The Key to Avoiding Online Course Failure

By Jeff Cobb.  Last Updated on July 11, 2024

Image of frustrated man at laptop - online course failure

Online course failure. I was prompted to write about this topic because of a conversation I had recently with the financial director at an organization that is not getting good sales results for its online courses. The critical part of the conversation went something like this:

Me: How did you know you had a market for online courses?

Financial Director: Well, we didn’t really. We just had a hunch, so we built them to see what would happen.

Me: Did you try piloting a course first?

Financial Director: Huh. No, never thought of that.

I keep thinking these kinds of conversations will disappear, but they never do. And, of course, you can replace “financial director” with “course entrepreneur” or just about any other role.

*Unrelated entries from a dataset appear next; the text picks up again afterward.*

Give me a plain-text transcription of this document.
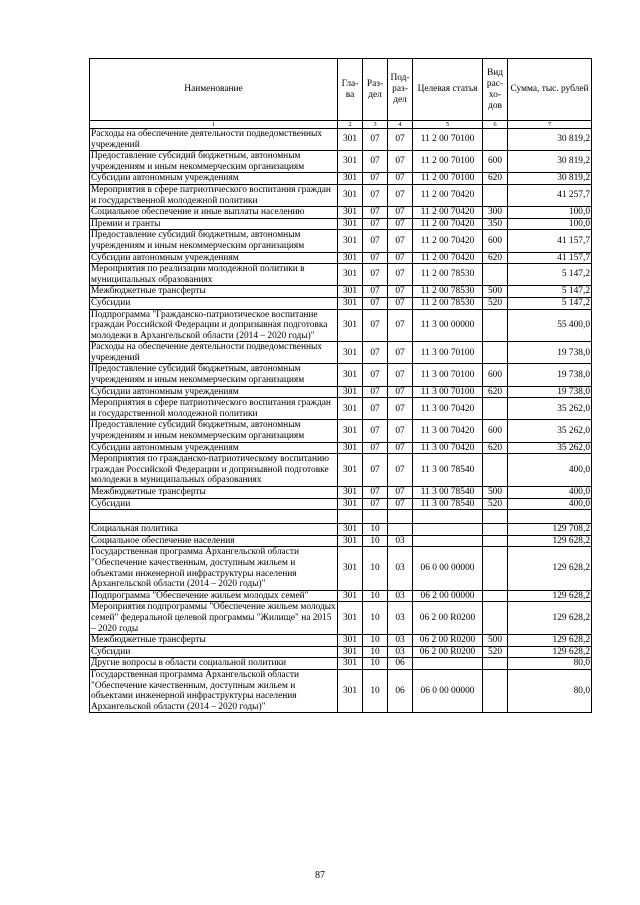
Наименование	Гла-ва	Раз-дел	Под-раз-дел	Целевая статья	Вид рас-хо-дов	Сумма, тыс. рублей
1	2	3	4	5	6	7
Расходы на обеспечение деятельности подведомственных учреждений	301	07	07	11 2 00 70100		30 819,2
Предоставление субсидий бюджетным, автономным учреждениям и иным некоммерческим организациям	301	07	07	11 2 00 70100	600	30 819,2
Субсидии автономным учреждениям	301	07	07	11 2 00 70100	620	30 819,2
Мероприятия в сфере патриотического воспитания граждан и государственной молодежной политики	301	07	07	11 2 00 70420		41 257,7
Социальное обеспечение и иные выплаты населению	301	07	07	11 2 00 70420	300	100,0
Премии и гранты	301	07	07	11 2 00 70420	350	100,0
Предоставление субсидий бюджетным, автономным учреждениям и иным некоммерческим организациям	301	07	07	11 2 00 70420	600	41 157,7
Субсидии автономным учреждениям	301	07	07	11 2 00 70420	620	41 157,7
Мероприятия по реализации молодежной политики в муниципальных образованиях	301	07	07	11 2 00 78530		5 147,2
Межбюджетные трансферты	301	07	07	11 2 00 78530	500	5 147,2
Субсидии	301	07	07	11 2 00 78530	520	5 147,2
Подпрограмма "Гражданско-патриотическое воспитание граждан Российской Федерации и допризывная подготовка молодежи в Архангельской области (2014 – 2020 годы)"	301	07	07	11 3 00 00000		55 400,0
Расходы на обеспечение деятельности подведомственных учреждений	301	07	07	11 3 00 70100		19 738,0
Предоставление субсидий бюджетным, автономным учреждениям и иным некоммерческим организациям	301	07	07	11 3 00 70100	600	19 738,0
Субсидии автономным учреждениям	301	07	07	11 3 00 70100	620	19 738,0
Мероприятия в сфере патриотического воспитания граждан и государственной молодежной политики	301	07	07	11 3 00 70420		35 262,0
Предоставление субсидий бюджетным, автономным учреждениям и иным некоммерческим организациям	301	07	07	11 3 00 70420	600	35 262,0
Субсидии автономным учреждениям	301	07	07	11 3 00 70420	620	35 262,0
Мероприятия по гражданско-патриотическому воспитанию граждан Российской Федерации и допризывной подготовке молодежи в муниципальных образованиях	301	07	07	11 3 00 78540		400,0
Межбюджетные трансферты	301	07	07	11 3 00 78540	500	400,0
Субсидии	301	07	07	11 3 00 78540	520	400,0

Социальная политика	301	10				129 708,2
Социальное обеспечение населения	301	10	03			129 628,2
Государственная программа Архангельской области "Обеспечение качественным, доступным жильем и объектами инженерной инфраструктуры населения Архангельской области (2014 – 2020 годы)"	301	10	03	06 0 00 00000		129 628,2
Подпрограмма "Обеспечение жильем молодых семей"	301	10	03	06 2 00 00000		129 628,2
Мероприятия подпрограммы "Обеспечение жильем молодых семей" федеральной целевой программы "Жилище" на 2015 – 2020 годы	301	10	03	06 2 00 R0200		129 628,2
Межбюджетные трансферты	301	10	03	06 2 00 R0200	500	129 628,2
Субсидии	301	10	03	06 2 00 R0200	520	129 628,2
Другие вопросы в области социальной политики	301	10	06			80,0
Государственная программа Архангельской области "Обеспечение качественным, доступным жильем и объектами инженерной инфраструктуры населения Архангельской области (2014 – 2020 годы)"	301	10	06	06 0 00 00000		80,0
87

The fact is, if you are not piloting your course ideas before building them into scalable products, you are pretty much asking for online course failure.

This doesn’t have to be complicated. The basic steps for an online course pilot are:

  1. Outline the basic curriculum for your course (or, possibly, a module from a larger course).
  2. Pull together your basic tools for promoting – e.g. – a series of 3-5 emails conveying the value of the course, a decent sales page to point people to. (Note: You are going to charge for the pilot. That’s part of the point – i.e., answering the question “Wwill people pay for this?”
  3. Begin promoting to whatever audience you have. (You don’t have to have a huge audience at this point – just enough to get somewhere between 10 and 25 people into a pilot. Of course, you should always be working on building your audience.)
  4. Simultaneously, pull together any materials you may need for the pilot – e.g., slides, worksheets. Keep it very simple – go for “minimum effective dose.”
  5. For delivery, use a live platform like Zoom or Webinar Ninja. Yes, this will be a live pilot – that part is essential. You want to be able to interact with your students, change things on the fly, etc. And you don’t want the stress of committing your materials to a fixed, semi-permanent format.
  6. Run the pilot course over a period of days or weeks – whatever is appropriate for what you are teaching.
  7. Collect feedback from students both during and after the pilot, and use this to adjust along the way and for planning for your productized course.
  8. Collect testimonials from students – this will be invaluable in marketing your productized course.
  9. Assuming the majority of the feedback is enthusiastically favorable, and you can address any significant issues, proceed to creating the full course product. At this point, you may want to consider one of the many online course platforms available for selling online courses.
  10. If the feedback is not what you were hoping for, or you encounter challenges that you need to work through, run a second pilot to test out changes. Repeat (within reason) until you have it nailed. Alternatively, you may discover that you just don’t have a sellable course idea and it’s time to try a different idea.

Now, that’s all simple enough, but it is not necessarily easy. Which is why so many course entrepreneurs don’t take the time or make the effort to do it. My experience, though, is that the ones that do are the ones that achieve the biggest successes.

The fact is, even if you have an audience, even if you think you know what that audience wants, you don’t really know until you put something in front of them. And piloting an online course as a live offering is one of the most straightforward, lowest effort ways to do that, and ultimately, to avoid online course failure.